There is a studious avoidance of responsibility. Yet one should not be surprised. The example set is none too worthy. It is known that hypocrisy exists in high places; that inconsistency is a national trait; that men in office say one thing and do another.

I heard a young man remark not long ago: “Oh, they think it’s wrong, do they, to drink? Well, how many Congressmen in Washington have replenished their wine-cellars, do you suppose, since Mr. Volstead ran this country, eh? I’d like to get affidavits from bootleggers in Washington, as to just what stock has been laid in.”

That feeling—how can one counteract it? One has no answer for such a sage youth. Alas! he does some thinking, after all; but our silly legislation has caused his thoughts to run in a direction from which we would gladly divert his mind. The fact of the matter is that most of his elders have thought long and solemnly on these same things.

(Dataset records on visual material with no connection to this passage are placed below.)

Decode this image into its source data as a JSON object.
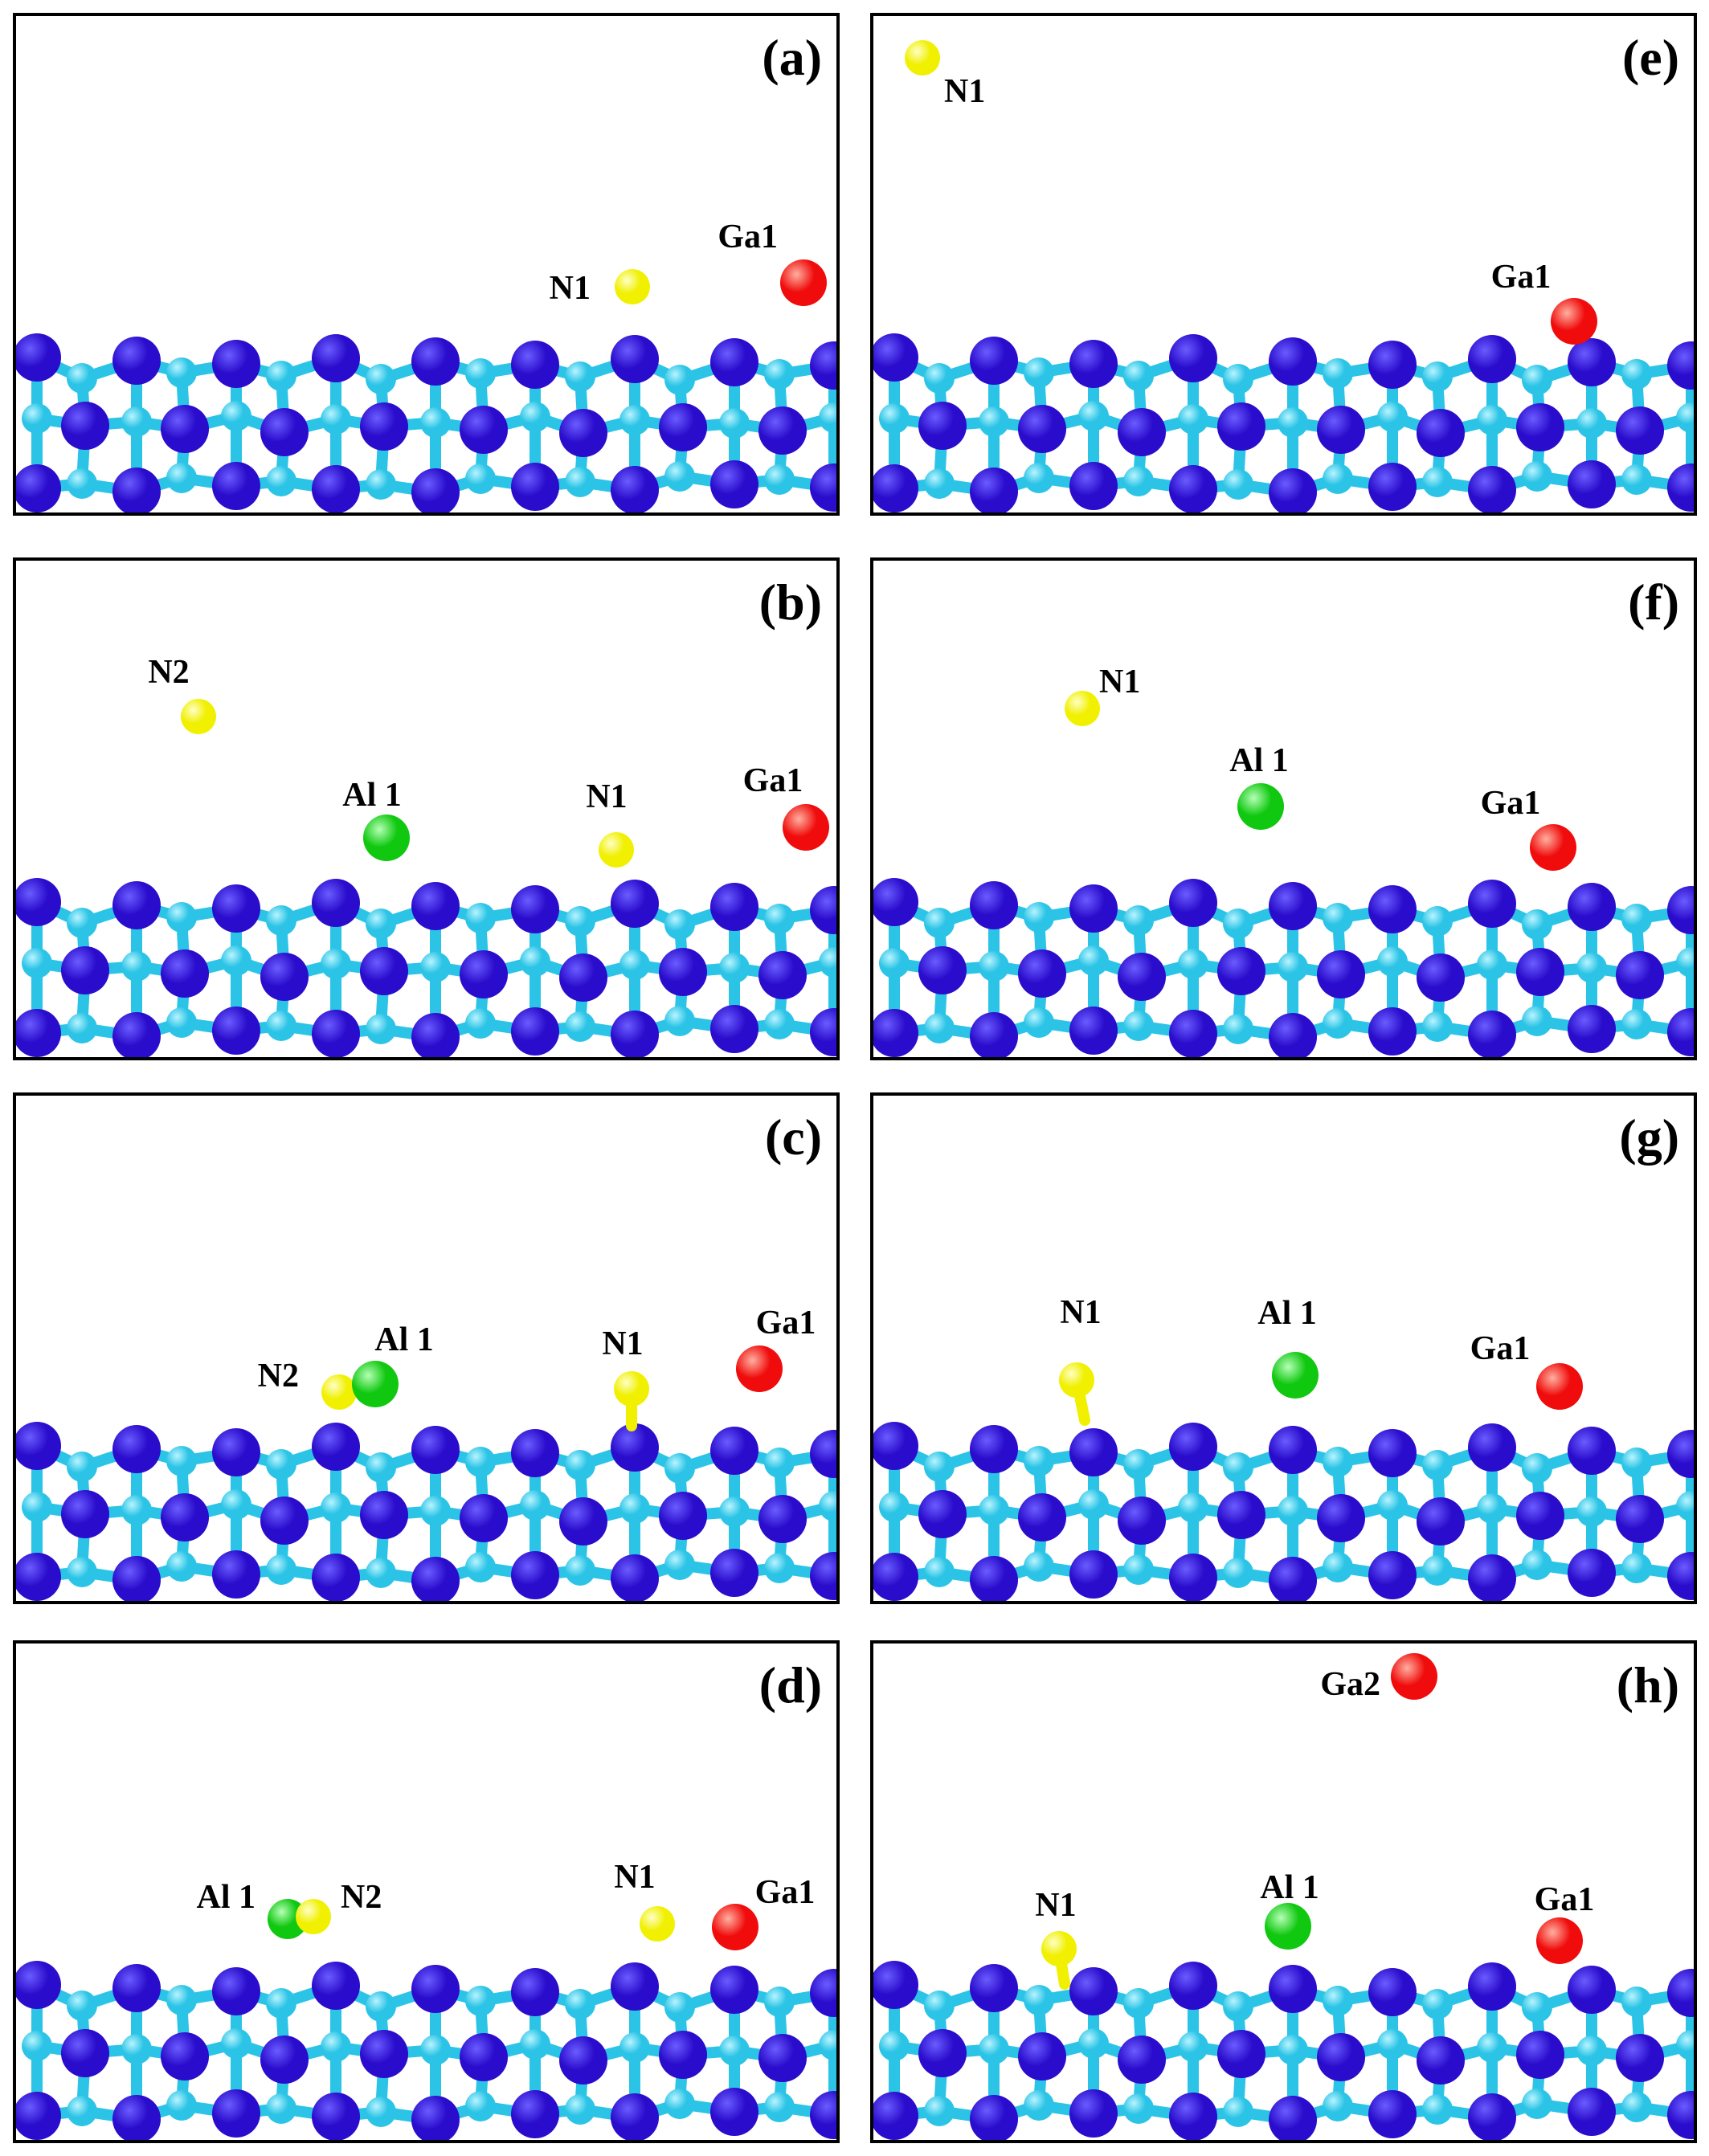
{
  "colors": {
    "surface_n": "#2a0ccc",
    "surface_ga": "#2cc4e6",
    "adatom_n": "#f0f000",
    "adatom_al": "#10c810",
    "adatom_ga": "#f00c0c",
    "frame": "#000000"
  },
  "panels": [
    {
      "id": "a",
      "label": "(a)",
      "atoms": [
        {
          "label": "N1",
          "element": "N"
        },
        {
          "label": "Ga1",
          "element": "Ga"
        }
      ]
    },
    {
      "id": "b",
      "label": "(b)",
      "atoms": [
        {
          "label": "N2",
          "element": "N"
        },
        {
          "label": "Al 1",
          "element": "Al"
        },
        {
          "label": "N1",
          "element": "N"
        },
        {
          "label": "Ga1",
          "element": "Ga"
        }
      ]
    },
    {
      "id": "c",
      "label": "(c)",
      "atoms": [
        {
          "label": "N2",
          "element": "N"
        },
        {
          "label": "Al 1",
          "element": "Al"
        },
        {
          "label": "N1",
          "element": "N"
        },
        {
          "label": "Ga1",
          "element": "Ga"
        }
      ]
    },
    {
      "id": "d",
      "label": "(d)",
      "atoms": [
        {
          "label": "Al 1",
          "element": "Al"
        },
        {
          "label": "N2",
          "element": "N"
        },
        {
          "label": "N1",
          "element": "N"
        },
        {
          "label": "Ga1",
          "element": "Ga"
        }
      ]
    },
    {
      "id": "e",
      "label": "(e)",
      "atoms": [
        {
          "label": "N1",
          "element": "N"
        },
        {
          "label": "Ga1",
          "element": "Ga"
        }
      ]
    },
    {
      "id": "f",
      "label": "(f)",
      "atoms": [
        {
          "label": "N1",
          "element": "N"
        },
        {
          "label": "Al 1",
          "element": "Al"
        },
        {
          "label": "Ga1",
          "element": "Ga"
        }
      ]
    },
    {
      "id": "g",
      "label": "(g)",
      "atoms": [
        {
          "label": "N1",
          "element": "N"
        },
        {
          "label": "Al 1",
          "element": "Al"
        },
        {
          "label": "Ga1",
          "element": "Ga"
        }
      ]
    },
    {
      "id": "h",
      "label": "(h)",
      "atoms": [
        {
          "label": "Ga2",
          "element": "Ga"
        },
        {
          "label": "N1",
          "element": "N"
        },
        {
          "label": "Al 1",
          "element": "Al"
        },
        {
          "label": "Ga1",
          "element": "Ga"
        }
      ]
    }
  ]
}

It is not a pretty topic to consider. We will not face the facts—that is the trouble with America, as I see it. I know one Assemblyman in New York State who bravely ran on a wet platform in a dry community, as a matter of principle. He was weary of lying to himself, and to his constituents. He said that as long as he kept a wine-cellar, and deliberately transported some of its contents when it suited him, in his car, he could not face his friends. He must come out in the open and accept their blame or their approval. He ran for office with a clear conscience; but others will not thus declare themselves. Behind veils of verbiage they discreetly conceal their political faces; alone with one another, or with you and me, they will speak their true mind on Prohibition—particularly if their tongues are loosened by one or two glasses of whiskey.

These are the men who are a danger to the Republic they pretend to serve. Janus-faces have they. They are all things to all men. The time will come when, before we go to the polls, we shall know just where each candidate stands on every issue. There will be no equivocation. Declarations must be made. Masks must be off.